Can you see your family’s generational journey?

Can you see your family’s generational journey?

Generational Parenting: A Journey of Change and Growth

Each generation has opinions on the ones before and after and too often they are negative. Yes, bad things happened but what if we took a wider look at our own family’s generational journey? What if our mothers and their mothers and the ones before that all did their best and if even they failed in some ways…. here you are. What will you pass down? Likely not exactly what you though.

Each Generation’s Perspective

A friend posted about how her great grandmother raised her grandmother and how her grandmother raised her daughter differently and how her daughter raised her daughter differently. I saw this in my family too.

Evolving Parenting Styles


It’s interesting to observe how parenting styles and approaches can change from one generation to the next.

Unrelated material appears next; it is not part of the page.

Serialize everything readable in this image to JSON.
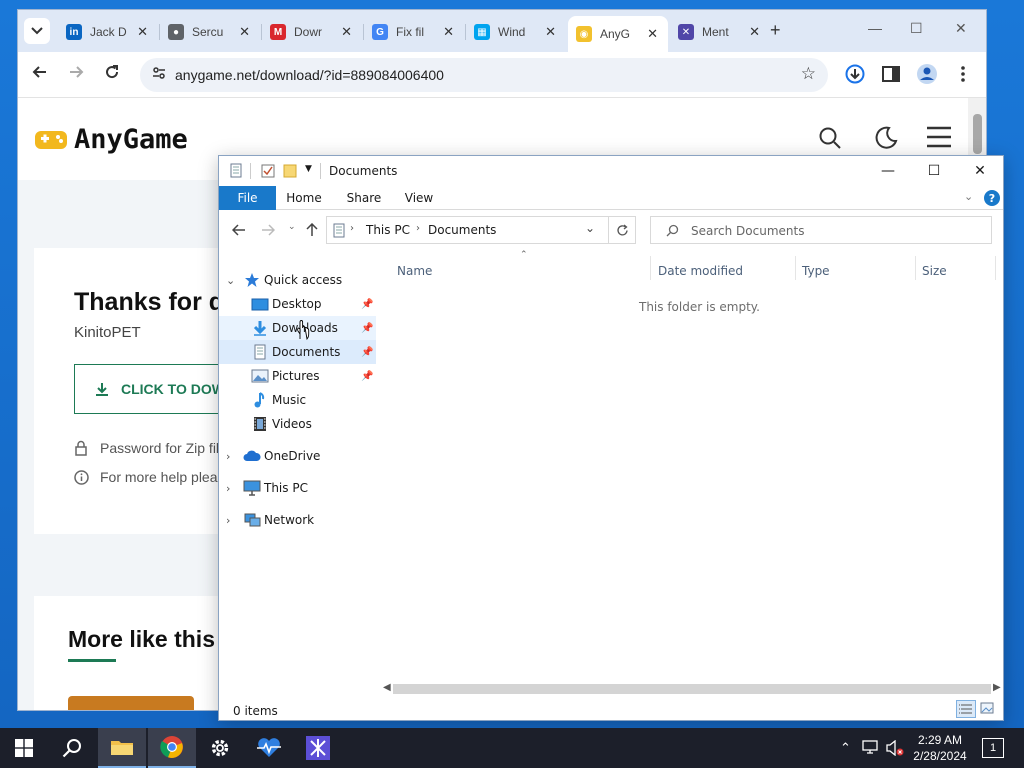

Families often adapt and evolve over time, influenced by shifts in societal norms, cultural changes, and individual experiences. Each generation may draw from their own upbringing to make adjustments or choices in how they raise their children.

This phenomenon can reflect the resilience and adaptability of families as they navigate different circumstances and contexts. It’s also a reminder that every generation has unique challenges and opportunities to consider when it comes to parenting.

A Glimpse into Your Family’s Journey

Looking at the women before me, my mothers mother died when she was young and so Mom was raised by her oldest brother and his wife. My mother left when I was little and started another family while trying to still be a Mom to us. I have been raising my family to be attached to one another and was determined to not leave them. (Please note, leaving is sometimes the best choice, I just dreamed of a different path. I am sure my mother didn’t expect to leave when she had us.) I badly wanted a large family that would stay close and supportive. I dreamed then and still do of living in a multiple generational household.

I think part of my family dreams also come from my paternal grandmother who could only have one child but wanted more. She raised me rather traditionally to dream of finding a good husband (Like my pepe she would say, and funny enough I did!) and a house and raising lots of children. She had wanted to have girls too. Goodness did I have girls. I have brought 6 girls and 1 boy into this world. She so very loved them. I am glad she got to see me living out the dream she had for me.

Navigating Different Paths

My oldest daughter tells me I was overly protective. I suppose in some ways that is true and something terrible still happened. (Yes, I believe in apologizing to our children and I am sorry for all the over protective moments I had.) My oldest daughter is now a mother and I am so proud of myself for not telling her how to parent but being here when she asks for advice. She is intentionally raising her child to be brave by not hovering. Here is an example: My dear sweet perfect grandbaby, a toddler was standing on my kitchen table and nearly gave me a heart attack but my oldest calmly told me she was fine and that she is more likely to fall if I over react with fear while trying to get across the room to help her down. Daughter moved calmly to her and asked her to get down and moved the chair a bit to let her try herself. Yup, I nearly fainted thinking of grandbaby falling. She didn’t. While my oldest daughter is raising her child a bit differently, I can also see she is taking some of the best elements of how we raised her and using those in her own ways. I am so proud of so many of the ways she is mothering. She did what I couldn’t, she is nursing past a year old and now into the second year. (Did she get this from crunchy parenting normalizing breastfeeding?) And so it goes. Each with love trying to do a little better and different than our mothers before us.

Embracing the Positive

Talking to other mothers I noticed a similarity, the mothers going one way and their daughters going another. It’s heartwarming to see how family dynamics can evolve positively over time, fostering a sense of love, understanding, and trust among generations.

The Shared Journey

Parenting is a continual learning process, and it’s important to recognize the strengths and wisdom that each generation brings to the table. Your family’s journey reflects the capacity for growth, resilience, and love within families as they navigate the complexities of life.

Do you know your families generational journey?